A divisão entre estes universos se evidencia nos processos eleitorais, onde figuras
negras (normalmente oriundas de setores letrados) se deparam com a contradição entre os
anseios do universo letrado e as reivindicações do universo plebeu. Então, nesse sentido se
igualam aos padrões brancos de buscar por resultados individuais ou de seus grupos, deixando
para trás as questões importantes para o universo plebeu.

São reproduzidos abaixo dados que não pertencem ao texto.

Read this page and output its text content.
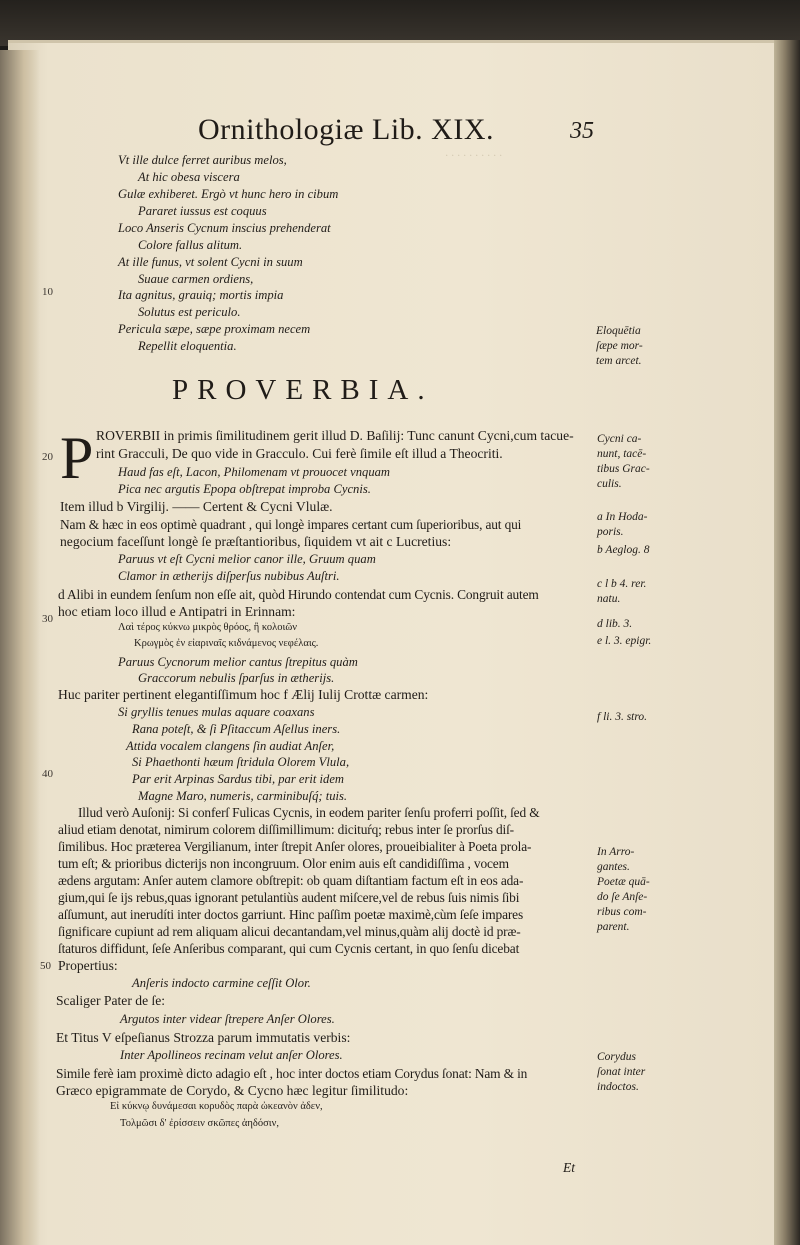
· · · · · · · · · ·
Ornithologiæ Lib. XIX.	35
Vt ille dulce ferret auribus melos,
At hic obesa viscera
Gulæ exhiberet. Ergò vt hunc hero in cibum
Pararet iussus est coquus
Loco Anseris Cycnum inscius prehenderat
Colore fallus alitum.
At ille funus, vt solent Cycni in suum
Suaue carmen ordiens,
Ita agnitus, grauiq; mortis impia
Solutus est periculo.
Pericula sæpe, sæpe proximam necem
Repellit eloquentia.
10
Eloquētia ſæpe mor- tem arcet.
PROVERBIA.
P ROVERBII in primis ſimilitudinem gerit illud D. Baſilij: Tunc canunt Cycni,cum tacue-
rint Gracculi, De quo vide in Gracculo. Cui ferè ſimile eſt illud a Theocriti.
20
Haud fas eſt, Lacon, Philomenam vt prouocet vnquam
Pica nec argutis Epopa obſtrepat improba Cycnis.
Item illud b Virgilij. —— Certent & Cycni Vlulæ.
Nam & hæc in eos optimè quadrant , qui longè impares certant cum ſuperioribus, aut qui
negocium faceſſunt longè ſe præſtantioribus, ſiquidem vt ait c Lucretius:
Paruus vt eſt Cycni melior canor ille, Gruum quam
Clamor in ætherijs diſperſus nubibus Auſtri.
d Alibi in eundem ſenſum non eſſe ait, quòd Hirundo contendat cum Cycnis. Congruit autem
hoc etiam loco illud e Antipatri in Erinnam:
30
Λαὶ τέρος κύκνω μικρὸς θρόος, ἢ κολοιῶν
Κρωγμὸς ἐν εἰαριναῖς κιδνάμενος νεφέλαις.
Paruus Cycnorum melior cantus ſtrepitus quàm
Graccorum nebulis ſparſus in ætherijs.
Huc pariter pertinent elegantiſſimum hoc f Ælij Iulij Crottæ carmen:
Si gryllis tenues mulas aquare coaxans
Rana poteſt, & ſi Pſitaccum Aſellus iners.
Attida vocalem clangens ſin audiat Anſer,
Si Phaethonti hæum ſtridula Olorem Vlula,
Par erit Arpinas Sardus tibi, par erit idem
40
Magne Maro, numeris, carminibuſq́; tuis.
Illud verò Auſonij: Si conferſ Fulicas Cycnis, in eodem pariter ſenſu proferri poſſit, ſed &
aliud etiam denotat, nimirum colorem diſſimillimum: dicituŕq; rebus inter ſe prorſus diſ-
ſimilibus. Hoc præterea Vergilianum, inter ſtrepit Anſer olores, proueibialiter à Poeta prola-
tum eſt; & prioribus dicterijs non incongruum. Olor enim auis eſt candidiſſima , vocem
ædens argutam: Anſer autem clamore obſtrepit: ob quam diſtantiam factum eſt in eos ada-
gium,qui ſe ijs rebus,quas ignorant petulantiùs audent miſcere,vel de rebus ſuis nimis ſibi
aſſumunt, aut inerudíti inter doctos garriunt. Hinc paſſim poetæ maximè,cùm ſeſe impares
ſignificare cupiunt ad rem aliquam alicui decantandam,vel minus,quàm alij doctè id præ-
ſtaturos diffidunt, ſeſe Anſeribus comparant, qui cum Cycnis certant, in quo ſenſu dicebat
50 Propertius:
Anſeris indocto carmine ceſſit Olor.
Scaliger Pater de ſe:
Argutos inter videar ſtrepere Anſer Olores.
Et Titus V eſpeſianus Strozza parum immutatis verbis:
Inter Apollineos recinam velut anſer Olores.
Simile ferè iam proximè dicto adagio eſt , hoc inter doctos etiam Corydus ſonat: Nam & in
Græco epigrammate de Corydo, & Cycno hæc legitur ſimilitudo:
Εἰ κύκνῳ δυνάμεσαι κορυδὸς παρὰ ὠκεανὸν ἀδεν,
Τολμῶσι δ' ἐρίσσειν σκῶπες ἀηδόσιν,
Et
Cycni ca- nunt, tacē- tibus Grac- culis.
a In Hoda- poris.
b Aeglog. 8
c l b 4. rer. natu.
d lib. 3.
e l. 3. epigr.
f li. 3. stro.
In Arro- gantes. Poetæ quā- do ſe Anſe- ribus com- parent.
Corydus ſonat inter indoctos.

Nesse momento – eleitoral – “apelar” pela ligação racial dos dois universos não
pode causar grandes resultados visto que essa ligação (ou tentativa de) é circunstancial. Então,
o universo negro plebeu, que também é manipulado e disputado pelos políticos brancos nega
a lógica que a classe média negra tenta levantar de que “negro vota em negro”. A partir de
análise de processos eleitorais anteriores o autor comprova que na realidade negro não vota
em negro em sua maioria.
Se, por um lado a ditadura aprofunda a divisão entre os dois universos negros
permitindo que setores do universo letrado se beneficiassem do “milagre econômico”

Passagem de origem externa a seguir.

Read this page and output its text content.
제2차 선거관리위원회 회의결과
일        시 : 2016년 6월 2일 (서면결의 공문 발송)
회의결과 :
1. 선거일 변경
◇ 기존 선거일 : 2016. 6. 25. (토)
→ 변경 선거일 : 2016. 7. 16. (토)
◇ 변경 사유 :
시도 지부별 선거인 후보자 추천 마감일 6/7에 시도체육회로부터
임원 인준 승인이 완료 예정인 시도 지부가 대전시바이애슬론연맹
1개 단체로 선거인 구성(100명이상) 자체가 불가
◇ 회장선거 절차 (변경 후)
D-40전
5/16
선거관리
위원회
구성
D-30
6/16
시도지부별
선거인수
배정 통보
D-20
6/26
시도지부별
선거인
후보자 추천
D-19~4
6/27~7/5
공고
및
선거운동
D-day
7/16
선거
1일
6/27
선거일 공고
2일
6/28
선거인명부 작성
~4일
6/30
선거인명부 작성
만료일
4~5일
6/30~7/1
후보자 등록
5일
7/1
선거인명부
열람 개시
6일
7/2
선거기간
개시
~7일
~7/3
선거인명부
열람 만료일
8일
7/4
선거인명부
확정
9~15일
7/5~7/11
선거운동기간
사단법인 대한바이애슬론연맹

enquanto o universo plebeu se encontrava em aprofundamento de suas já péssimas
condições. A influência do movimento negro radical norte-americano da década de 1960
possibilitou a radicalização das posições de diversos setores do universo negro letrado, assim
como os processos de independência de países africanos, especialmente os de língua
portuguesa.
A influência do universo letrado no universo negro plebeu acabo por construir uma
hierarquização entre esses dois universos onde os negros letrados se comportavam como
cabeça pensante e direção do conjunto dos negros. “Esta postura hierarquizante talvez tenha
influído para que os negros do universo não letrado se refugiassem ou se reordenassem em
organizações, grupos ou segmentos de reivindicações populares nos quais o problema racial e
as consequentes posturas de reivindicação étnica não fossem colocadas em primeiro plano,
mas de salários, habitação, educação, segurança e transportes – objetivos que sendo sociais e
econômicos são, por força do peneiramento imposto ao negro, também raciais, mas, para eles,
não são assim diretamente traduzidos”. (301-302)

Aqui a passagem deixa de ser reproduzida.